I went on, I got my life back together. I got a Bachelor’s degree, and then a Master’s degree. I become a registered MFT Intern. I worked as a social worker for almost two years. I got in a healthy, stable, supportive relationship, for which my four year anniversary is in a week and two days.
But the damage was done. My relationship with my sister is (at least how it feels sometimes) damaged beyond repair. The friends are gone forever.
And after I fought that hard to put my life back together, it just up and fell apart again.

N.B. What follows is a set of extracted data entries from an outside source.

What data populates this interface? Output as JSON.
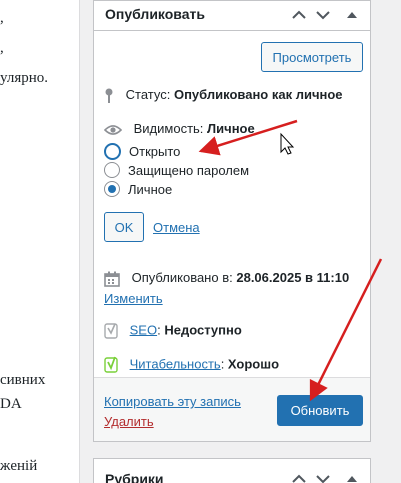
{
  "editor": {
    "lines": [
      ",",
      ",",
      "улярно.",
      "сивних",
      "DA",
      "жeній"
    ]
  },
  "publish": {
    "title": "Опубликовать",
    "preview_label": "Просмотреть",
    "status_label": "Статус:",
    "status_value": "Опубликовано как личное",
    "visibility_label": "Видимость:",
    "visibility_value": "Личное",
    "visibility_options": [
      {
        "label": "Открыто",
        "checked": false,
        "focused": true
      },
      {
        "label": "Защищено паролем",
        "checked": false,
        "focused": false
      },
      {
        "label": "Личное",
        "checked": true,
        "focused": false
      }
    ],
    "ok_label": "OK",
    "cancel_label": "Отмена",
    "published_label": "Опубликовано в:",
    "published_value": "28.06.2025 в 11:10",
    "edit_label": "Изменить",
    "seo_link": "SEO",
    "seo_value": "Недоступно",
    "readability_link": "Читабельность",
    "readability_value": "Хорошо",
    "copy_label": "Копировать эту запись",
    "delete_label": "Удалить",
    "update_label": "Обновить"
  },
  "categories": {
    "title": "Рубрики"
  },
  "colors": {
    "accent": "#2271b1",
    "delete": "#b32d2e",
    "annotation": "#d61f1f",
    "seo_icon": "#a7aaad",
    "readability_icon": "#7ad03a"
  }
}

I spent from 20-23 getting my life back on track, I had a good a good run from 23-25, and at 26, to quote Chicken Little, the sky began to fall.
First, they thought it was strokes. Then it was that I needed a brain shunt. Or maybe it’s your heart. Test after test, everything was inconclusive.
It got better after the initial sickness. At least a little better. There are good times and bad times, like with all chronic illness.
But the bad has been where it’s at lately. The liquid diet, the throwing up at 2:30AM if I do decide to eat (such a simple thing to take for granted). In the darkness, I can just make out the walker I had to borrow from J’s mom.
Welcome to 28, right?
A body that is giving out on me at 28. A body that refuses to eat. A body that has arthritis and fibromyalgia. A body that can’t even hold itself upright when I stand up because I don’t have the strength to hold myself in a steady, standing position. A body that has dropped almost 40 pounds in 4 months from not eating. A body that hurts, and won’t make up its mind about whether it wants to throw up or …you know…
A body that hates me.
A body that I hate.
A body that has been restricted from driving.
Driving is one of those things that we can take for granted. A quick run to the store, a trip to get coffee, or even more practical things, like PT and doctor’s appointments.
I’ve been on driving restrictions before. They aren’t fun. They are actually pretty lame. In fact, it’s like the lamest of lamest of lame.
But here I am. 2 days away from my 28th birthday, at 4 AM. And what i want is to cuddle up to my love and go back to sleep.
But that brain? That brain filled with anxiety and the stomach filled with acid and the intense amount of pressure in my GI system from eating for a few days seem to arguing otherwise.
It’s 7 AM on the East Coast, where my sister lives. I could text her, sometimes she responds. But most of the time she doesn’t.
Time doesn’t heal all wounds. Some wounds are so deep, so egregious, that they can’t heal. All they can do is scar over. You can hope that new tissue grows and heals the old wound, but sometimes it doesn’t. Sometimes it can’t. Sometimes it’s a wound that needed stitches, that you didn’t get. And now, almost 10 years later, it has healed improperly.
But you hold out hope. You hold out hope that it will heal.
Maybe one day. Maybe in another 10 years.